According to the United Nation’s sustainability development goal regarding climate action, all parts of the society should work to reduce their carbon footprints [29], and as such, videoconference has the potential to improve the climate sustainability.

Limitations

Three participants were excluded from the HRQoL analyses, due to lack of information at baseline and end-of follow-up, thus a modified intention-to-treat analysis was performed. Excluding patients from an intention-to-treat randomized trial will increase the risk of selection bias, however, the exclusion did not change the distribution of participants in the two groups [30].

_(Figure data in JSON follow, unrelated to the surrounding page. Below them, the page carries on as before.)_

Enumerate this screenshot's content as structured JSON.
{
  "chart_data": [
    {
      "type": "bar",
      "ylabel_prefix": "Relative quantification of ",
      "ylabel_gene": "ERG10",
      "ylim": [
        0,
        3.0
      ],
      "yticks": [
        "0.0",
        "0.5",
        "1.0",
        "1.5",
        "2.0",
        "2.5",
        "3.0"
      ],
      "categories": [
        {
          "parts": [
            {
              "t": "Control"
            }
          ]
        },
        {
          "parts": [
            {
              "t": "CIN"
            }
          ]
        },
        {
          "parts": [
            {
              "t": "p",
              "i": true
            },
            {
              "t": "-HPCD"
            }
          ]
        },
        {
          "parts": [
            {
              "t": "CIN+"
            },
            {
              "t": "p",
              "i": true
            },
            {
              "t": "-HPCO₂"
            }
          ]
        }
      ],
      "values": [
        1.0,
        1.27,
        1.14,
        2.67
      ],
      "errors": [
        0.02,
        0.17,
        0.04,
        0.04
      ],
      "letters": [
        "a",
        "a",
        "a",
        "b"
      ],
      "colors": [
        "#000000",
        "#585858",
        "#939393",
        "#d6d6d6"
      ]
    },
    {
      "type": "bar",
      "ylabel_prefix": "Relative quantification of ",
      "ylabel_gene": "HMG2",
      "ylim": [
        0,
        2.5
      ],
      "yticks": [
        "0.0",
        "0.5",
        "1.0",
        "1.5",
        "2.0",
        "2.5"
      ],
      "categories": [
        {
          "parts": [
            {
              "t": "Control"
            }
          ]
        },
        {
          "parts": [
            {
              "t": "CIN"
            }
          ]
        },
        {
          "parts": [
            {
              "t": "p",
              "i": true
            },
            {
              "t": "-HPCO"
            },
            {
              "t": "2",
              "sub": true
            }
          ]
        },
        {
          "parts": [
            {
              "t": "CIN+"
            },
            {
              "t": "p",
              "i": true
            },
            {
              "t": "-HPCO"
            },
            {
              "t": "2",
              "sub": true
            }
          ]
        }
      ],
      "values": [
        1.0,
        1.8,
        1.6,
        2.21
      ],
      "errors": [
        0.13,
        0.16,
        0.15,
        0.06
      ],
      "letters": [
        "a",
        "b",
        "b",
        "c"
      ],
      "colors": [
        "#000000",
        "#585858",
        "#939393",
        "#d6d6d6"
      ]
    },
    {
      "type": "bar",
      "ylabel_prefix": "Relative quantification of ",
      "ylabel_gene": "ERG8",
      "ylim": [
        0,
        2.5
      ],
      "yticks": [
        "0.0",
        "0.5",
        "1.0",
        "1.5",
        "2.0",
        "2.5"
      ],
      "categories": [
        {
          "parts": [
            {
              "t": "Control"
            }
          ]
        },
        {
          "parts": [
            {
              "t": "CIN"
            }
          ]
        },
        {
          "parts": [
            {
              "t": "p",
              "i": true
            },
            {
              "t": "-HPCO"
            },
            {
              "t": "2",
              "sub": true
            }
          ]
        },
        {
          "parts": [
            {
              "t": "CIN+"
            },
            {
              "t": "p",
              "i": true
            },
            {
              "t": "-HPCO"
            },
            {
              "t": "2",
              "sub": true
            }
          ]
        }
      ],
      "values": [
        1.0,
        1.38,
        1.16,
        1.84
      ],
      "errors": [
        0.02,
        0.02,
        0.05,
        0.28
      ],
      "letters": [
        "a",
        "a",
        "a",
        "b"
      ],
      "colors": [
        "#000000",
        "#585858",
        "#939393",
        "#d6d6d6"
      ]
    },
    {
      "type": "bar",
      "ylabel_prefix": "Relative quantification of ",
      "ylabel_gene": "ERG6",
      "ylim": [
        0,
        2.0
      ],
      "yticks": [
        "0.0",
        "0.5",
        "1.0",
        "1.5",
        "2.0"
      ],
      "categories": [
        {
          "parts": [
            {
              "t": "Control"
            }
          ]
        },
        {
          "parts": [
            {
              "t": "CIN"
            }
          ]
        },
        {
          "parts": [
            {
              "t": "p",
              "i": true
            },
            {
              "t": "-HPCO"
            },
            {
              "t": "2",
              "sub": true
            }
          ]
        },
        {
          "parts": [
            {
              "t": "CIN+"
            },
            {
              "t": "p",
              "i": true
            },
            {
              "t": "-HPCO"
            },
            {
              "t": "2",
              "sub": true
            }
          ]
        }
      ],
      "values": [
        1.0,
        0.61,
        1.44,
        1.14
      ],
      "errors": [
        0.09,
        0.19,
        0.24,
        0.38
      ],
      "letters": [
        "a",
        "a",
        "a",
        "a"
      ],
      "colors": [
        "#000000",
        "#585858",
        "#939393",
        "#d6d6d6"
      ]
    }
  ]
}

It was not possible to compare videoconference consultations only to on-site consultations only, due to ethical and clinical considerations, as well as the choices made by participants regarding their follow-up. Thus a hybrid, personalized solution of follow-up, may have the opportunity to offer more sustainable healthcare options.

The low number of participants in the study makes it difficult to generalize the results to the total population, even though the number was not limited by strict inclusion and exclusion criteria.

The study has low power regarding the other outcomes investigated, and the assumptions regarding potential differences in HRQoL in the two groups were too optimistic. A non-inferiority design would have been better to establish knowledge regarding if the additional videoconference follow-up was no worse than the traditional offer. However, this was not possible to perform due to the large number of participants needed.

The analysis lacks an evaluation of costs associated with benefits realization, such as patient empowerment, collaboration, and knowledge transfer, which is, however warranted. Conducting such analysis would provide valuable insights for making informed decisions on prioritizing telemedicine in the follow-up of individuals with complex long-term needs.

Conclusion

The cost-utility analysis demonstrated that VCG was more costly compared to RCG, with € 52,120 per QALYs gained. The willingness-to-pay thresholds are not precisely defined in Norway, making it uncertain if VCG falls within an acceptable range. No significant differences were found in the two groups regarding transportation-related costs, or emission of greenhouse gases.